Гонза неохотно сунул руку в карман.
– Не знаю, сможешь ли ты прочитать его. Когда нас обыскивали и отбирали уголь, мне пришлось сунуть эту бумажку в рот.
Зденек сжал в руке влажный листок.
– Спасибо. Так, значит, в бараке.
И он побежал, ему не терпелось прочитать письмо брата. Но прежде нужно было заскочить к Оскару.
Около лазарета толклись люди и лежали новые больные, которых товарищи принесли на плечах. В больничных бараках не хватало мест, и приходилось ждать, пока тотенкоманда унесет последних мертвецов. Похоже было, что за их места вот-вот начнется настоящая драка.
– Господин шеф! – раздался голос за спиной Зденека, и кто-то потянул его за полу. – Я тут принес порцию говядины под красным соусом, но никто ее не берет…

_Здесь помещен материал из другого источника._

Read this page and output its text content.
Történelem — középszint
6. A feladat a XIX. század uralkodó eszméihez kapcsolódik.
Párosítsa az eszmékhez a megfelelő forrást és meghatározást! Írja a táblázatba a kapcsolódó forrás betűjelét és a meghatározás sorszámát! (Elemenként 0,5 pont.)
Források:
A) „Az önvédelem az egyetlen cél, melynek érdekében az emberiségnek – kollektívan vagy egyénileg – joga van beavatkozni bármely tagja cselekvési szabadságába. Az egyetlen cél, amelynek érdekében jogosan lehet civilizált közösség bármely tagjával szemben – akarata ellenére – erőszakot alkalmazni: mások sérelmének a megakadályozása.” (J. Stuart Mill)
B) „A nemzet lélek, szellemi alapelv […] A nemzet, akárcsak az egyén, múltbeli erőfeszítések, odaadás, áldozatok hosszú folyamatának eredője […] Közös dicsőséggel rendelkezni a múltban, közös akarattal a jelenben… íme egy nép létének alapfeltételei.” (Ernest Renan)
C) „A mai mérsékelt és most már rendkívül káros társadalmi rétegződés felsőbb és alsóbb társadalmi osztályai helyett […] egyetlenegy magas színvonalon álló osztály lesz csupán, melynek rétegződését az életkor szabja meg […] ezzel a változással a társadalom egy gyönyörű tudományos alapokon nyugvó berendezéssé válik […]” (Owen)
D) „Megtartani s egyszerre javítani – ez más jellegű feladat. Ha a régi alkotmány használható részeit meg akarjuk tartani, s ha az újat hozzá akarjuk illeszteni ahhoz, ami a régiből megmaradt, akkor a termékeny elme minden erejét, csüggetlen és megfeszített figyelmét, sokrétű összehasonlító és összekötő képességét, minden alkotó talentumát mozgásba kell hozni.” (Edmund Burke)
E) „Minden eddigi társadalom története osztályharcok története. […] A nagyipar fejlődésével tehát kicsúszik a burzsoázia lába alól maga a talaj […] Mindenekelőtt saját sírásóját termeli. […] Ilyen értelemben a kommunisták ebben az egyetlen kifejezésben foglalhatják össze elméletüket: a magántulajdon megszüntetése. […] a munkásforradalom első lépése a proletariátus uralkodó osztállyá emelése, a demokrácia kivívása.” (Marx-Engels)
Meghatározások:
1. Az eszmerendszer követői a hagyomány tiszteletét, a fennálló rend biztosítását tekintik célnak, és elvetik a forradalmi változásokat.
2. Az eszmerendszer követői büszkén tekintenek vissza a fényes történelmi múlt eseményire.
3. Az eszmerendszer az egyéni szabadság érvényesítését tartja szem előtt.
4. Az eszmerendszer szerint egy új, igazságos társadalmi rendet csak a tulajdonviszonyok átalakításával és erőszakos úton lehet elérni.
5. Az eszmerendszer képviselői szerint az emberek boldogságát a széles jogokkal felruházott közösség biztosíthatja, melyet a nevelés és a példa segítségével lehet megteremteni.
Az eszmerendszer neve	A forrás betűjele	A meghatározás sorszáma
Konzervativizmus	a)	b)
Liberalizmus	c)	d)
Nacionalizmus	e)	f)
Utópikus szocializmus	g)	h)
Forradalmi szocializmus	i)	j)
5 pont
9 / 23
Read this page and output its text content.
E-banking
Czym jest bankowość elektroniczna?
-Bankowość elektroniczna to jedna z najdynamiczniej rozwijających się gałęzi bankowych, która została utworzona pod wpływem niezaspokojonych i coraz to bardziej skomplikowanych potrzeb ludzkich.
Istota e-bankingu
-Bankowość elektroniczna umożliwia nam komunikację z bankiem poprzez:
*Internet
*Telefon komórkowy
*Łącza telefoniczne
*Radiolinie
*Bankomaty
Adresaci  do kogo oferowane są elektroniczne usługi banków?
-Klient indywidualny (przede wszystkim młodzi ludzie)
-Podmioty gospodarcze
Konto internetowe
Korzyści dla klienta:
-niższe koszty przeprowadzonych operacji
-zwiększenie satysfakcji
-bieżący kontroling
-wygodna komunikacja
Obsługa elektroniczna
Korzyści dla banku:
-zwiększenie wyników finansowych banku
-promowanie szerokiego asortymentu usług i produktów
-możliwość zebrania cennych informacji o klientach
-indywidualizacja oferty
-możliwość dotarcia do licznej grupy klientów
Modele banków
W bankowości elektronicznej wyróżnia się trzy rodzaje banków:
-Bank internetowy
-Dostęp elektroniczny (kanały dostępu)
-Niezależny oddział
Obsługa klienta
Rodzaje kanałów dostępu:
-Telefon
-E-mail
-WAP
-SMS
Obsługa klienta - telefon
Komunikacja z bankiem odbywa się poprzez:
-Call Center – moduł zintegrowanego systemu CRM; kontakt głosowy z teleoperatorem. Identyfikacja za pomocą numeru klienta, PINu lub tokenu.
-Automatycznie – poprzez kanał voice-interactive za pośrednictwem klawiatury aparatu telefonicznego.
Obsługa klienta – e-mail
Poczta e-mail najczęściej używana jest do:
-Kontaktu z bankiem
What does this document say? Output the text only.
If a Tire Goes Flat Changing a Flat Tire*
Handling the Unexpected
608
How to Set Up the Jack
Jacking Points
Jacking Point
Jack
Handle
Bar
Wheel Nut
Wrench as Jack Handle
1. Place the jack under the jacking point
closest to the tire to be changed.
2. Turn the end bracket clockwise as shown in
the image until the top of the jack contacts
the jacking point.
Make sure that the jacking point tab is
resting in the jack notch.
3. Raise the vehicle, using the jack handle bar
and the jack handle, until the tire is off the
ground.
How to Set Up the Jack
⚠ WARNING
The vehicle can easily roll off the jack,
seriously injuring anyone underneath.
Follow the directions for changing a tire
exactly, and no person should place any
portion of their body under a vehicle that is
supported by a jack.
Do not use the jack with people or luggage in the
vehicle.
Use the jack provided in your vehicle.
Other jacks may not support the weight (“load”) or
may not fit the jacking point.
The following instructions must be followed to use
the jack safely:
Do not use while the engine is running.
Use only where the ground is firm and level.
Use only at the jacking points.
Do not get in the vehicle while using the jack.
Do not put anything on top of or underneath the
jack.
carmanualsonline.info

– А-а, Франтишек! – Зденек узнал старого кельнера из своего барака. Что ты принес?
– Да вот, куснула меня у Молля машина. Я там занимался тем же, чем князь Сватоплук[27]27
Имеется в виду предание о князе Сватоплуке, поучавшем своих детей. Сватоплук показал им, как легко согнуть один прут и трудно согнуть пучок прутьев. – Прим. перев.
[Закрыть], – сгибал прутья. Для железобетона, знаешь?
И Франта сунул под нос Зденеку свою правую руку, обмотанную окровавленным куском бумаги.
– Пальцы?
– Два – в кашу, остальным тоже досталось. Теперь мне уже не носить подносы.
– Зденек взял его под руку и повел к дверям лазарета.
– Туда – нет! – упирался Франта. – Оттуда нас только что выгнали палкой.
– Пойдем! – сказал Зденек и толкнул дверь ногой. В лазарете был только новый дантист. Узнав писаря, он спрятал палку за спину.
– Почему ты дерешься? – накинулся на него Зденек. – Этому человеку срочно нужна медицинская помощь.
– Во-первых, я никого не бил, – защищался тот. – А во-вторых, это не по моей специальности.
– Вздор! Я тоже делаю вещи, о которых до лагеря представления не имел. Почему ты не помогаешь в лазарете?
– Старший врач не велел мне ходить в бараки, потому что я не болел тифом…
– Что-о?
Дантист спохватился, что разболтал секрет.
– Ничего… Старший врач распорядился… велел мне…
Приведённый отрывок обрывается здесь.